The Mueller team has justified its legal wanderings into money laundering (Paul Manafort) and campaign contributions (Michael Cohen) on grounds that it has an obligation to follow up on any evidence of crimes, no matter how disconnected from its Russia mandate. Mr. Flynn’s being caught up in the probe is related to a glaring potential crime of disclosing classified material, yet Mr. Mueller appears to have undertaken no investigation of that. Is this selective justice, or something worse? Don’t forget Mr. Mueller stacked his team with Democrats, some of whom worked at the highest levels of the Obama administration, including at the time of the possible Flynn unmasking and the first leak.

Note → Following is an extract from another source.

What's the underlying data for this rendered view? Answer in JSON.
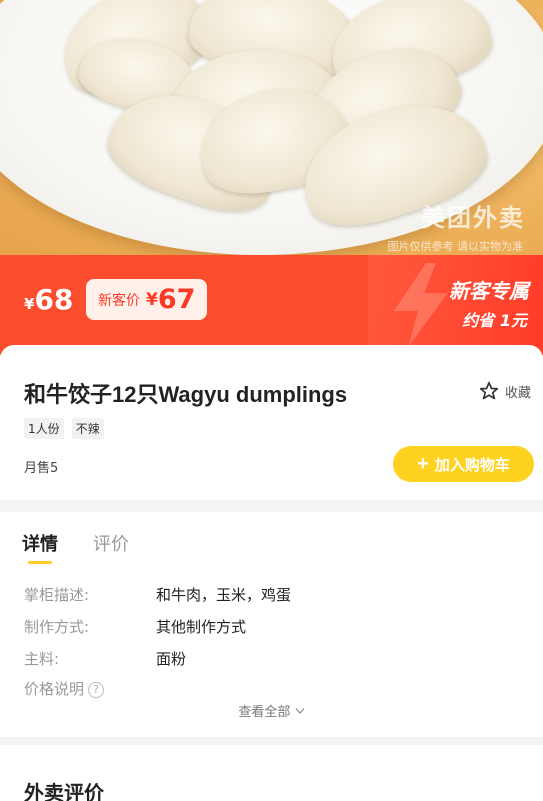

The Flynn sentencing document, meanwhile, contained yet another outrageous gift to Obama alumni. In laying out the “serious” nature of Mr. Flynn’s crimes, the document asserts that one of the questions about the Flynn-Kislyak discussion was whether “the defendant’s actions violated the Logan Act,” a 1799 statute that criminalizes negotiation by unauthorized persons with foreign governments that are in dispute with the U.S.

Only two defendants have ever been charged under the Logan Act, the more recent one in 1852, and neither was convicted. It is normal for members of a presidential transition team to talk to their foreign counterparts, and on all manner of subjects. Yet Democrats seized on the Logan Act in the waning days of the Obama administration as a pretext to investigate the Trump team, and to intervene in the Flynn case. It was on Logan Act grounds that then-Deputy Attorney General Sally Yates dispatched FBI agents to interview Mr. Flynn on Jan. 24, 2017—the interview now central to Mr. Mueller’s charge that he lied to investigators.

It’s hard to overstate how unserious the Logan Act claim is. If Mr. Mueller has no case to make that Mr. Flynn violated the Logan Act, he has no business bringing it up. The only conceivable reason to throw it in was to give cover to the Obama officials who used it as their excuse to target Mr. Flynn in the first place, which they then used to help justify the appointment of a special counsel. Mr. Mueller’s deputy, Andrew Weissman, worked for Ms. Yates, and before Mr. Trump fired her for subordination, Mr. Weissman emailed her to say he was “proud” and “in awe” of her for defying the president.

The Mueller team in its document praises Mr. Flynn’s “exemplary” military and public service, but concluded that “senior government leaders” should nonetheless “be held to the highest standards.” If only Mr. Mueller believed that applied to all public officials, including Obama Democrats.